Linux Developers Consider On-Screen QR Codes For Kernel Panics
An anonymous reader writes "Linux kernel developers are currently evaluating the possibility of using QR codes to display kernel oops/panic messages. Right now a lot of text is dumped to the screen when a kernel oops occurs, most of which isn't easily archivable by normal Linux end-users. With QR codes as Linux oops messages, a smart-phone could capture the display and either report the error string or redirect them to an error page on Kernel.org. The idea of using QR codes within the Linux kernel is still being discussed by upstream developers."
I'm not sure how hard it would be to pull this off in practice, but kudos to the team for improving (or at least thinking about) better usability from the kernel out.
And if no one with a phone is there?
No, just rebuild the kernel. It should be a build option for text or QR panics.
For all intensive purposes, "whom" is no longer a word. That begs the question, "who cares"?
QR codes are highly redundant and don't actually contain much data. There isn't enough space for a stack trace or anything like that. Probaby not even a register dump on those big modern CPUs.
http://michaelsmith.id.au
You gonna need a big bowl to catch all them corn flakes, mister.
Get thee glass eyes, and, like a scurvy politician, seem to see things thou dost not.--King Lear
Anything's an improvement over:
"My computer froze."
"What happened?"
"It put some message on the screen."
"What did it say?"
"Something about an error."
"What error?"
"I dunno. It had some numbers and letters and stuff."
"Win treats sysadmins better than users. Mac treats users better than sysadmins. Linux treats everyone like sysadmins."
Really? You think your end user who hasn't got the brains to take a screenshot of human readable text and send it to you and who probably has never even heard of QR codes is going to have the presence of mind and technical knowledge and ability to take a picture of the code and send it to you?
That has to be one of the dumbest things I've heard on slashdot...and that's REALLY saying something.
It's even more worrying that the Linux Kernel devs are giving this idea the time of day.
No! We cannot do both! It must be either one or the other!
I am NOT buying a fucking cell phone to read a core dump.

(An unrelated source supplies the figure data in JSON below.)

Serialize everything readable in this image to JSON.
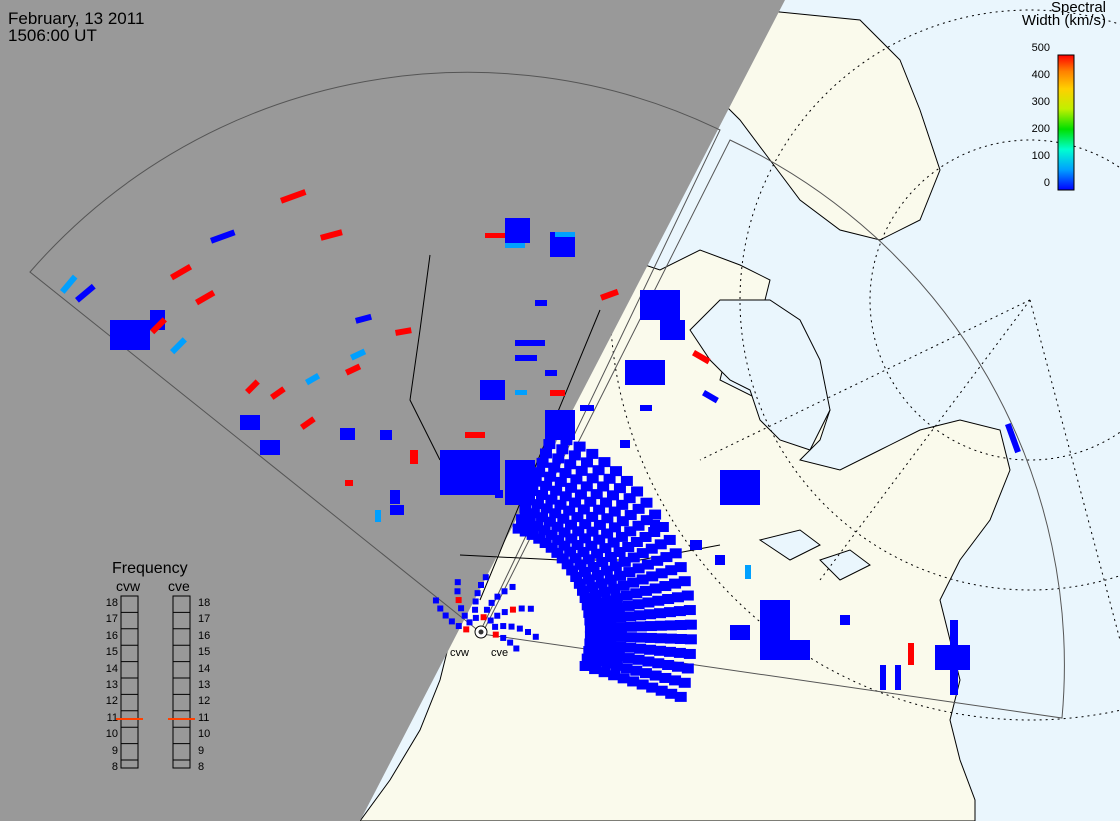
{
  "header": {
    "date": "February, 13 2011",
    "time": "1506:00 UT"
  },
  "colorbar": {
    "title_line1": "Spectral",
    "title_line2": "Width (km/s)",
    "ticks": [
      "500",
      "400",
      "300",
      "200",
      "100",
      "0"
    ],
    "range": [
      0,
      500
    ],
    "colors": [
      "#0000ff",
      "#00a0ff",
      "#00ffd0",
      "#00e000",
      "#c0f000",
      "#ffd000",
      "#ff8000",
      "#ff0000"
    ]
  },
  "frequency": {
    "title": "Frequency",
    "radars": [
      {
        "name": "cvw",
        "selected_mhz": 11
      },
      {
        "name": "cve",
        "selected_mhz": 11
      }
    ],
    "scale": [
      "18",
      "17",
      "16",
      "15",
      "14",
      "13",
      "12",
      "11",
      "10",
      "9",
      "8"
    ],
    "marker_color": "#ff4000"
  },
  "sites": [
    "cvw",
    "cve"
  ],
  "colors": {
    "night": "#999999",
    "land": "#fafaec",
    "ocean": "#eaf6fd",
    "low_width": "#0000ff",
    "mid_width": "#00a0ff",
    "high_width": "#ff0000"
  }
}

Just fuck right off already. Not everyone wants a digital leash.
I do not fail; I succeed at finding out what does not work.

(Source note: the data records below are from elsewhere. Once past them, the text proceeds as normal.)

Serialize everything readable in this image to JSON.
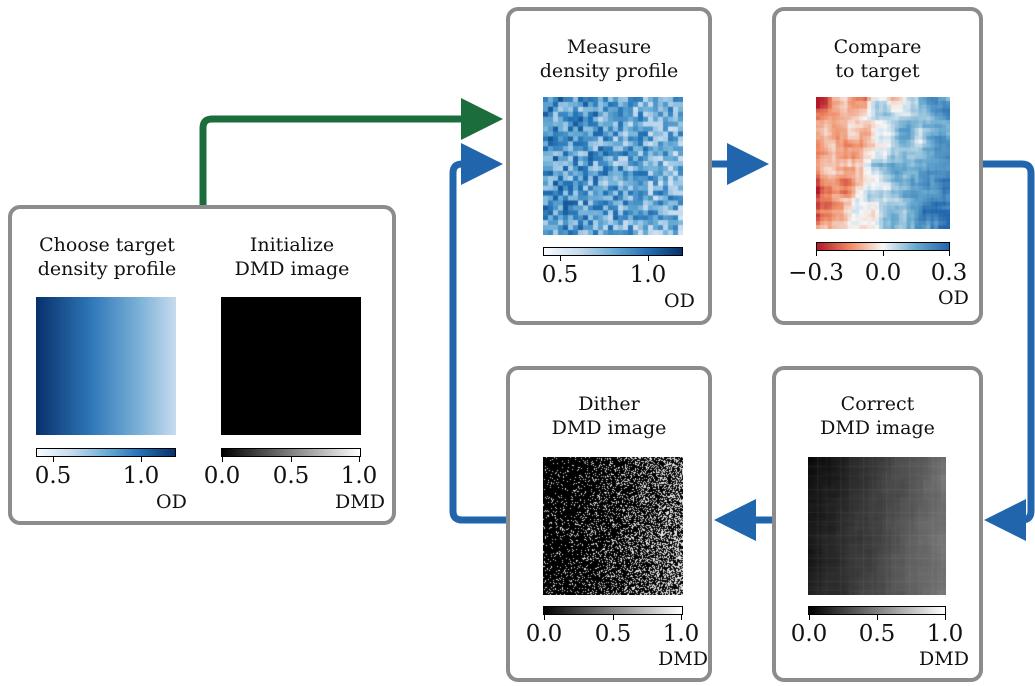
{
  "colors": {
    "box_border": "#8c8c8c",
    "arrow_green": "#1b6e3c",
    "arrow_blue": "#2166ac",
    "blues_dark": "#08306b",
    "blues_light": "#deebf7",
    "red_dark": "#b2182b",
    "blue_dark": "#2166ac"
  },
  "start": {
    "target": {
      "title_line1": "Choose target",
      "title_line2": "density profile",
      "ticks": [
        "0.5",
        "1.0"
      ],
      "unit": "OD"
    },
    "init": {
      "title_line1": "Initialize",
      "title_line2": "DMD image",
      "ticks": [
        "0.0",
        "0.5",
        "1.0"
      ],
      "unit": "DMD"
    }
  },
  "measure": {
    "title_line1": "Measure",
    "title_line2": "density profile",
    "ticks": [
      "0.5",
      "1.0"
    ],
    "unit": "OD"
  },
  "compare": {
    "title_line1": "Compare",
    "title_line2": "to target",
    "ticks": [
      "−0.3",
      "0.0",
      "0.3"
    ],
    "unit": "OD"
  },
  "correct": {
    "title_line1": "Correct",
    "title_line2": "DMD image",
    "ticks": [
      "0.0",
      "0.5",
      "1.0"
    ],
    "unit": "DMD"
  },
  "dither": {
    "title_line1": "Dither",
    "title_line2": "DMD image",
    "ticks": [
      "0.0",
      "0.5",
      "1.0"
    ],
    "unit": "DMD"
  }
}
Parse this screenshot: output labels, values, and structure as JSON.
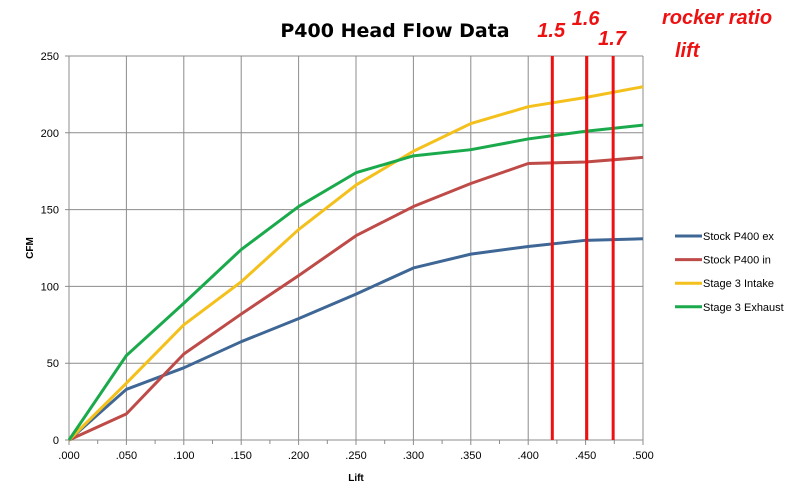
{
  "chart_data": {
    "type": "line",
    "title": "P400 Head Flow Data",
    "xlabel": "Lift",
    "ylabel": "CFM",
    "x": [
      0,
      0.05,
      0.1,
      0.15,
      0.2,
      0.25,
      0.3,
      0.35,
      0.4,
      0.45,
      0.5
    ],
    "x_tick_labels": [
      ".000",
      ".050",
      ".100",
      ".150",
      ".200",
      ".250",
      ".300",
      ".350",
      ".400",
      ".450",
      ".500"
    ],
    "y_tick_labels": [
      "0",
      "50",
      "100",
      "150",
      "200",
      "250"
    ],
    "xlim": [
      0,
      0.5
    ],
    "ylim": [
      0,
      250
    ],
    "grid": true,
    "legend_position": "right",
    "series": [
      {
        "name": "Stock P400 ex",
        "color": "#3f6796",
        "values": [
          0,
          33,
          47,
          64,
          79,
          95,
          112,
          121,
          126,
          130,
          131
        ]
      },
      {
        "name": "Stock P400 in",
        "color": "#be4b48",
        "values": [
          0,
          17,
          56,
          82,
          107,
          133,
          152,
          167,
          180,
          181,
          184
        ]
      },
      {
        "name": "Stage 3 Intake",
        "color": "#f4c01c",
        "values": [
          0,
          37,
          75,
          103,
          137,
          166,
          188,
          206,
          217,
          223,
          230
        ]
      },
      {
        "name": "Stage 3 Exhaust",
        "color": "#1aaa4c",
        "values": [
          0,
          55,
          89,
          124,
          152,
          174,
          185,
          189,
          196,
          201,
          205
        ]
      }
    ],
    "annotations": {
      "color": "#ee1111",
      "header_line1": "rocker ratio",
      "header_line2": "lift",
      "markers": [
        {
          "label": "1.5",
          "lift": 0.421
        },
        {
          "label": "1.6",
          "lift": 0.451
        },
        {
          "label": "1.7",
          "lift": 0.474
        }
      ]
    }
  }
}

I prefer all my BSOD, crashes and core dumps to use the Matrix dripping green characters and pixel crap method of reporting errors. It's easier to see the patterns. Guru meditation # 42
Bah. Punch cards are so much better. You young, know nothing, whipper snappers with your newfangled hoosammawhatsits...

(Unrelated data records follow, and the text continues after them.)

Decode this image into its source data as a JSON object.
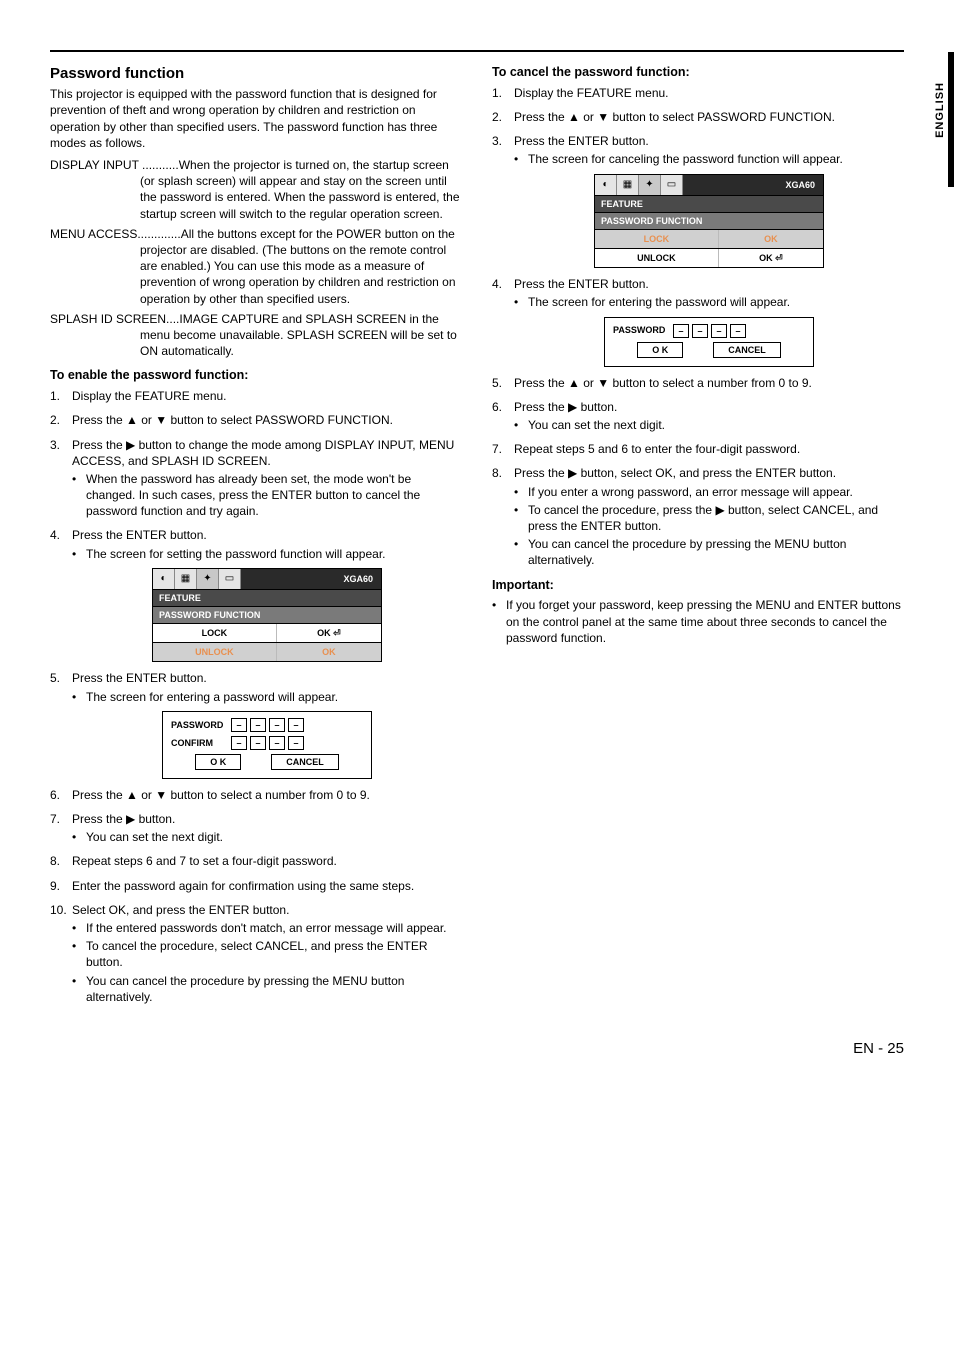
{
  "sideTab": "ENGLISH",
  "footer": "EN - 25",
  "left": {
    "heading": "Password function",
    "intro": "This projector is equipped with the password function that is designed for prevention of theft and wrong operation by children and restriction on operation by other than specified users. The password function has three modes as follows.",
    "mode1": "DISPLAY INPUT ...........When the projector is turned on, the startup screen (or splash screen) will appear and stay on the screen until the password is entered. When the password is entered, the startup screen will switch to the regular operation screen.",
    "mode2": "MENU ACCESS.............All the buttons except for the POWER button on the projector are disabled. (The buttons on the remote control are enabled.) You can use this mode as a measure of prevention of wrong operation by children and restriction on operation by other than specified users.",
    "mode3": "SPLASH ID SCREEN....IMAGE CAPTURE and SPLASH SCREEN in the menu become unavailable. SPLASH SCREEN will be set to ON automatically.",
    "enableTitle": "To enable the password function:",
    "s1": "Display the FEATURE menu.",
    "s2": "Press the ▲ or ▼ button to select PASSWORD FUNCTION.",
    "s3": "Press the ▶ button to change the mode among DISPLAY INPUT, MENU ACCESS, and SPLASH ID SCREEN.",
    "s3b": "When the password has already been set, the mode won't be changed. In such cases, press the ENTER button to cancel the password function and try again.",
    "s4": "Press the ENTER button.",
    "s4b": "The screen for setting the password function will appear.",
    "s5": "Press the ENTER button.",
    "s5b": "The screen for entering a password will appear.",
    "s6": "Press the ▲ or ▼ button to select a number from 0 to 9.",
    "s7": "Press the ▶ button.",
    "s7b": "You can set the next digit.",
    "s8": "Repeat steps 6 and 7 to set a four-digit password.",
    "s9": "Enter the password again for confirmation using the same steps.",
    "s10": "Select OK, and press the ENTER button.",
    "s10a": "If the entered passwords don't match, an error message will appear.",
    "s10b": "To cancel the procedure, select CANCEL, and press the ENTER button.",
    "s10c": "You can cancel the procedure by pressing the MENU button alternatively."
  },
  "right": {
    "cancelTitle": "To cancel the password function:",
    "c1": "Display the FEATURE menu.",
    "c2": "Press the ▲ or ▼ button to select PASSWORD FUNCTION.",
    "c3": "Press the ENTER button.",
    "c3b": "The screen for canceling the password function will appear.",
    "c4": "Press the ENTER button.",
    "c4b": "The screen for entering the password will appear.",
    "c5": "Press the ▲ or ▼ button to select a number from 0 to 9.",
    "c6": "Press the ▶ button.",
    "c6b": "You can set the next digit.",
    "c7": "Repeat steps 5 and 6 to enter the four-digit password.",
    "c8": "Press the ▶ button, select OK, and press the ENTER button.",
    "c8a": "If you enter a wrong password, an error message will appear.",
    "c8b": "To cancel the procedure, press the ▶ button, select CANCEL, and press the ENTER button.",
    "c8c": "You can cancel the procedure by pressing the MENU button alternatively.",
    "impTitle": "Important:",
    "imp1": "If you forget your password, keep pressing the MENU and ENTER buttons on the control panel at the same time about three seconds to cancel the password function."
  },
  "menu": {
    "signal": "XGA60",
    "feature": "FEATURE",
    "section": "PASSWORD FUNCTION",
    "lock": "LOCK",
    "unlock": "UNLOCK",
    "ok": "OK",
    "okcheck": "OK ⏎"
  },
  "pw": {
    "password": "PASSWORD",
    "confirm": "CONFIRM",
    "ok": "O K",
    "cancel": "CANCEL",
    "dash": "–"
  }
}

Excuse me, but please get off my Pennisetum Clandestinum, eh!
Or just display a short number code. Displaying a QR code won't solve anything, it will just obfuscate the error and leave the user without any easily memorable reference. This sounds more to me like "let's do it because it's modern and hip" rather than it being actually useful.
The QR code can not only indicate the exact location of the error, but can take you to a website on the phone, with a url long enough to log
many key points about the error.
Even if it logs very little, developers will get more input this way than they do now, because when your machine is crashed, you can't report anything and once it reboots, you have other priorities than digging in the last crash dump.
However, other than collecting statistics, it might not do any good. Even when you do submit a dump, you get the request to install debug symbol packages and trigger the crash again. Ah, no, that isn't going to happen. Or there will be necessary drivers installed that taint the kernel, and devs wont touch it until replace your video card, untaint your kernel, and trigger another dump.
Sig Battery depleted. Reverting to safe mode.
Linux must be ubuntufied. We need to hide everything because it's way to complicated for the common user or his dog. We need more splash-screens to hide all the stuff that makes no sense anyway. Who want's to know if a module didn't get loaded? As a matter of fact, we should remove unnecessary logs (like message, dmesg, audit), because nobody gives a rats ass. Also: Why have a console? Or init-mode 3 ? People want the graphical stuff, let's get rid of all the ballast like command-line. Those few people still using ancient tools like 'make', 'vi' or (o my god) 'ifconfig' should go and find themselves something else to brag with. Linux MUST go mainstream.